With decades of guidance on the tax treatment of property, the ability to determine how virtual currency is taxed became more manageable. However, more is needed, as pointed out by the tax sections of the AICPA and the American Bar Association.
Don't delay fuller guidance
Bitcoin has spawned hundreds of other cryptocurrencies with varying traits, capabilities and origins (including forks), and new uses including initial coin offerings (ICOs) that often meld this technology with crowdfunding.
Guidance is needed to ensure proper tax compliance for the users of these second-generation cryptos. Timely guidance helps strengthen a tax system and voluntary compliance by ensuring that all players are applying tax rules similarly.
States also need to clarify how their tax rules apply to virtual currencies. Several states have addressed sales tax, typically providing that it doesn't apply to transfer of virtual currency and explaining valuation for when it is exchanged for taxable items. Recently, via legislation, Wyoming indicated that virtual currency is not subject to personal property tax.
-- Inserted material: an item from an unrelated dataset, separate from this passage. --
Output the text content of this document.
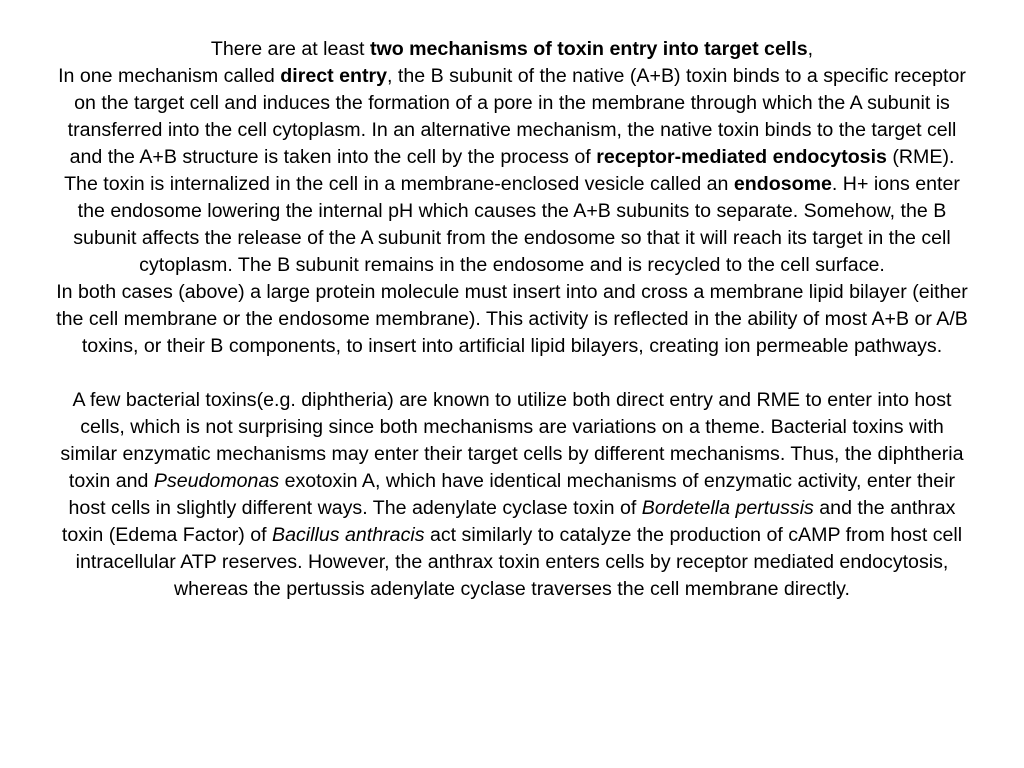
There are at least two mechanisms of toxin entry into target cells,

In one mechanism called direct entry, the B subunit of the native (A+B) toxin binds to a specific receptor on the target cell and induces the formation of a pore in the membrane through which the A subunit is transferred into the cell cytoplasm. In an alternative mechanism, the native toxin binds to the target cell and the A+B structure is taken into the cell by the process of receptor-mediated endocytosis (RME). The toxin is internalized in the cell in a membrane-enclosed vesicle called an endosome. H+ ions enter the endosome lowering the internal pH which causes the A+B subunits to separate. Somehow, the B subunit affects the release of the A subunit from the endosome so that it will reach its target in the cell cytoplasm. The B subunit remains in the endosome and is recycled to the cell surface.

In both cases (above) a large protein molecule must insert into and cross a membrane lipid bilayer (either the cell membrane or the endosome membrane). This activity is reflected in the ability of most A+B or A/B toxins, or their B components, to insert into artificial lipid bilayers, creating ion permeable pathways.

A few bacterial toxins(e.g. diphtheria) are known to utilize both direct entry and RME to enter into host cells, which is not surprising since both mechanisms are variations on a theme. Bacterial toxins with similar enzymatic mechanisms may enter their target cells by different mechanisms. Thus, the diphtheria toxin and Pseudomonas exotoxin A, which have identical mechanisms of enzymatic activity, enter their host cells in slightly different ways. The adenylate cyclase toxin of Bordetella pertussis and the anthrax toxin (Edema Factor) of Bacillus anthracis act similarly to catalyze the production of cAMP from host cell intracellular ATP reserves. However, the anthrax toxin enters cells by receptor mediated endocytosis, whereas the pertussis adenylate cyclase traverses the cell membrane directly.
More such clarity is needed.
In addition to guidance from tax agencies, legislators must also be up to speed on changes to the law needed to support tax compliance and not hinder positive advancement of new technologies.
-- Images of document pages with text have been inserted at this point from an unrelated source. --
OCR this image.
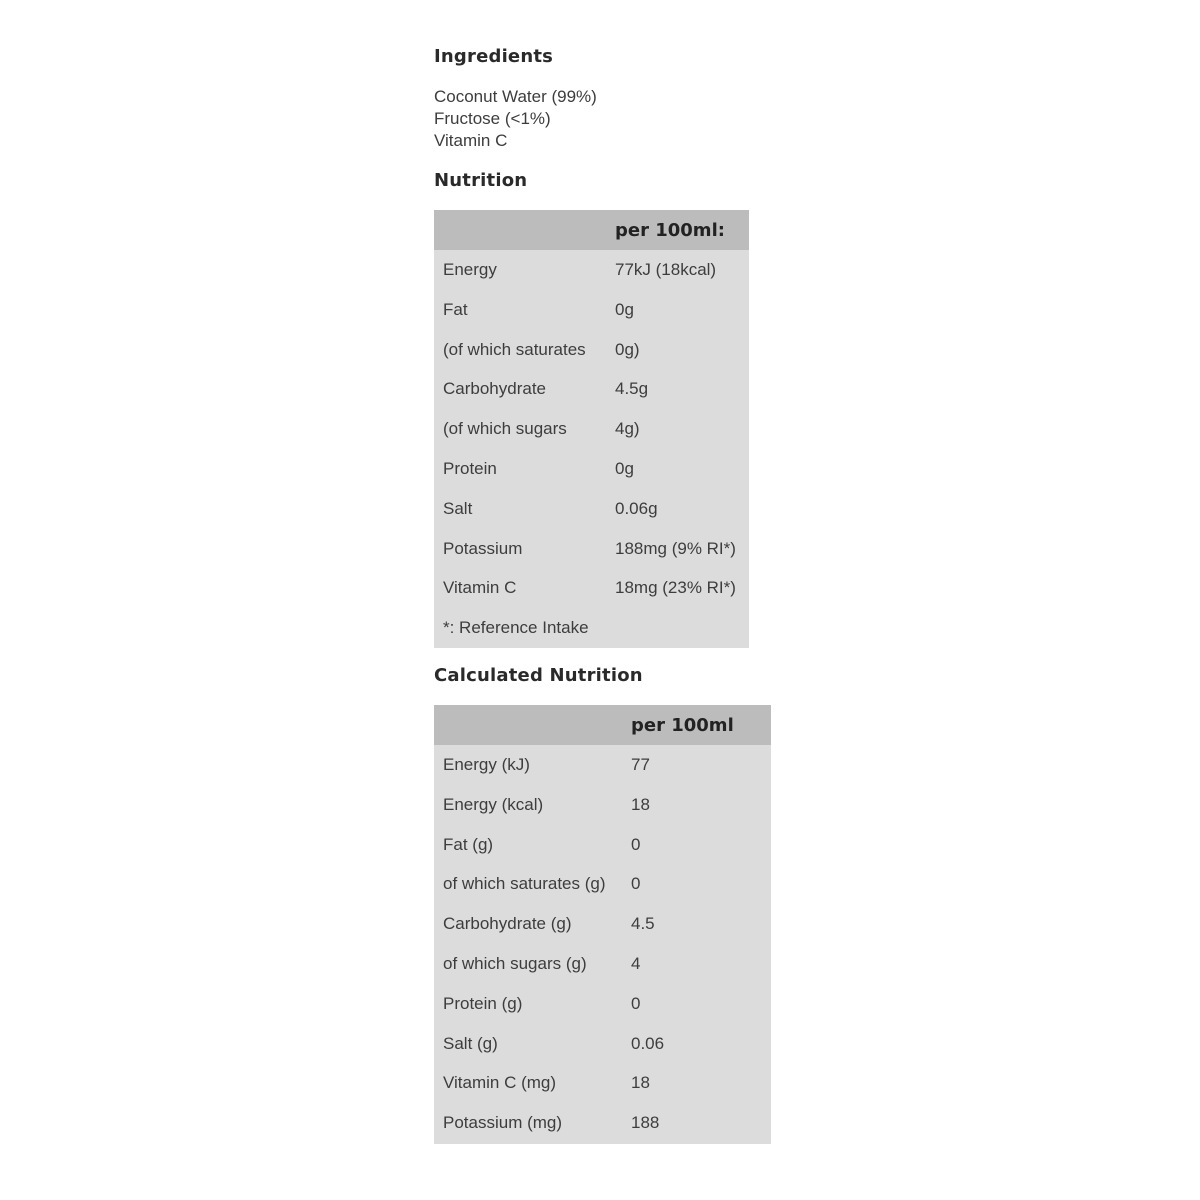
Ingredients
Coconut Water (99%)
Fructose (<1%)
Vitamin C
Nutrition
per 100ml:
Energy	77kJ (18kcal)
Fat	0g
(of which saturates 0g)
Carbohydrate	4.5g
(of which sugars	4g)
Protein	0g
Salt	0.06g
Potassium	188mg (9% RI*)
Vitamin C	18mg (23% RI*)
*: Reference Intake
Calculated Nutrition
per 100ml
Energy (kJ)	77
Energy (kcal)	18
Fat (g)	0
of which saturates (g) 0
Carbohydrate (g)	4.5
of which sugars (g)	4
Protein (g)	0
Salt (g)	0.06
Vitamin C (mg)	18
Potassium (mg)	188
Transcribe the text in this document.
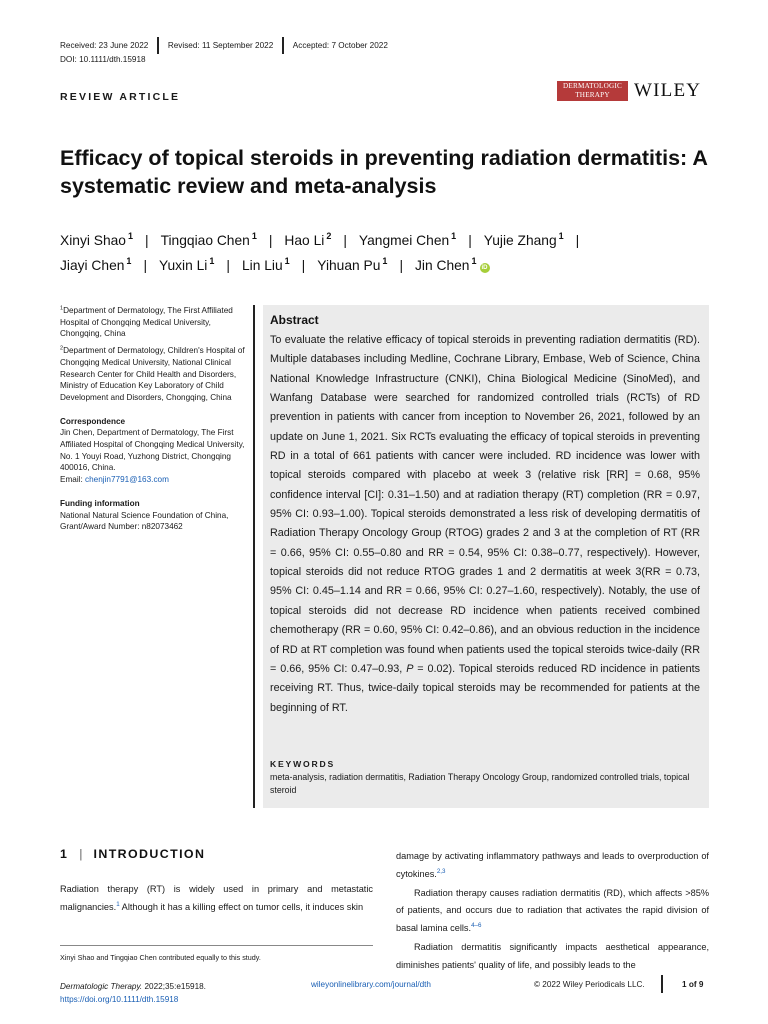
Received: 23 June 2022	Revised: 11 September 2022	Accepted: 7 October 2022
DOI: 10.1111/dth.15918
REVIEW ARTICLE
DERMATOLOGIC
THERAPY	WILEY
Efficacy of topical steroids in preventing radiation dermatitis: A systematic review and meta-analysis
Xinyi Shao $^1$ | Tingqiao Chen $^1$ | Hao Li $^2$ | Yangmei Chen $^1$ | Yujie Zhang $^1$ |
Jiayi Chen $^1$ | Yuxin Li $^1$ | Lin Liu $^1$ | Yihuan Pu $^1$ | Jin Chen $^1$iD
$^1$Department of Dermatology, The First Affiliated Hospital of Chongqing Medical University, Chongqing, China
$^2$Department of Dermatology, Children's Hospital of Chongqing Medical University, National Clinical Research Center for Child Health and Disorders, Ministry of Education Key Laboratory of Child Development and Disorders, Chongqing, China
Correspondence
Jin Chen, Department of Dermatology, The First Affiliated Hospital of Chongqing Medical University, No. 1 Youyi Road, Yuzhong District, Chongqing 400016, China.
Email: chenjin7791@163.com
Funding information
National Natural Science Foundation of China, Grant/Award Number: n82073462
Abstract
To evaluate the relative efficacy of topical steroids in preventing radiation dermatitis (RD). Multiple databases including Medline, Cochrane Library, Embase, Web of Science, China National Knowledge Infrastructure (CNKI), China Biological Medicine (SinoMed), and Wanfang Database were searched for randomized controlled trials (RCTs) of RD prevention in patients with cancer from inception to November 26, 2021, followed by an update on June 1, 2021. Six RCTs evaluating the efficacy of topical steroids in preventing RD in a total of 661 patients with cancer were included. RD incidence was lower with topical steroids compared with placebo at week 3 (relative risk [RR] = 0.68, 95% confidence interval [CI]: 0.31–1.50) and at radiation therapy (RT) completion (RR = 0.97, 95% CI: 0.93–1.00). Topical steroids demonstrated a less risk of developing dermatitis of Radiation Therapy Oncology Group (RTOG) grades 2 and 3 at the completion of RT (RR = 0.66, 95% CI: 0.55–0.80 and RR = 0.54, 95% CI: 0.38–0.77, respectively). However, topical steroids did not reduce RTOG grades 1 and 2 dermatitis at week 3(RR = 0.73, 95% CI: 0.45–1.14 and RR = 0.66, 95% CI: 0.27–1.60, respectively). Notably, the use of topical steroids did not decrease RD incidence when patients received combined chemotherapy (RR = 0.60, 95% CI: 0.42–0.86), and an obvious reduction in the incidence of RD at RT completion was found when patients used the topical steroids twice-daily (RR = 0.66, 95% CI: 0.47–0.93, P = 0.02). Topical steroids reduced RD incidence in patients receiving RT. Thus, twice-daily topical steroids may be recommended for patients at the beginning of RT.
KEYWORDS
meta-analysis, radiation dermatitis, Radiation Therapy Oncology Group, randomized controlled trials, topical steroid
1 | INTRODUCTION
Radiation therapy (RT) is widely used in primary and metastatic malignancies.$^1$ Although it has a killing effect on tumor cells, it induces skin

damage by activating inflammatory pathways and leads to overproduction of cytokines.$^{2,3}$

Radiation therapy causes radiation dermatitis (RD), which affects >85% of patients, and occurs due to radiation that activates the rapid division of basal lamina cells.$^{4-6}$

Radiation dermatitis significantly impacts aesthetical appearance, diminishes patients' quality of life, and possibly leads to the

Xinyi Shao and Tingqiao Chen contributed equally to this study.
Dermatologic Therapy. 2022;35:e15918.
https://doi.org/10.1111/dth.15918
wileyonlinelibrary.com/journal/dth	© 2022 Wiley Periodicals LLC.	1 of 9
While congressional hearings on various types of new technologies and their uses occur on a regular basis, they have not been at the forefront for tax reform and modernization.
For example, the House Energy and Commerce Committee has held a series of "disruptor" hearings to understand new technologies including the internet of things (1/18/18 and 6/13/17), fintech, and digital currency and blockchain technology.
Comprehensive tax reform via the Tax Cuts and Jobs Act, however, did not include changes relevant to virtual currency. These omissions included information reporting by money transmitters, clarification of foreign bank and financial account reporting (FBAR), and a de minimis rule for reporting gains and losses (such as in the bill proposed by Reps. David Schweikert and Jared Polis, co-chairs of the Congressional Blockchain Caucus). Such a rule would relieve everyday users from having to report to the IRS and pay taxes every time they buy a cup of coffee with cryptocurrency.
Learn about the tech
New technologies affect tax compliance and administration. For example, bitcoin and some other cryptocurrencies use the blockchain as the underlying infrastructure. The blockchain has uses well beyond this arena as many businesses and others are realizing and continuing to advance.
This affects taxation in that business records kept on the blockchain need to be understood in terms of how to audit such records. Just as businesses find value in use of the blockchain, tax agencies should also find efficiencies in terms of security and assurance if their records are maintained with this technology.
In 2017, Arizona enacted legislation to promote blockchain technology. The law expands the definition of electronic signatures to include ones secured through blockchain technology. The legislation also allows for smart contracts and provides helpful legal definitions of these terms.
Cryptocurrencies should also be considered for payment of taxes. They might also have value where traditional banking does not work, such as for state-legal cannabis businesses and tax payments. Arizona is now considering another bill which would allow tax payments using bitcoin, litecoin or other cryptocurrency recognized by the tax agency.
Cryptocurrencies and other digital technologies will continue to advance with more users and uses. The potential benefits to business and society are tremendous and should not be limited by tax uncertainty or complexities.
Following the lessons mentioned above can help ensure that tax systems don't slow down these advancements.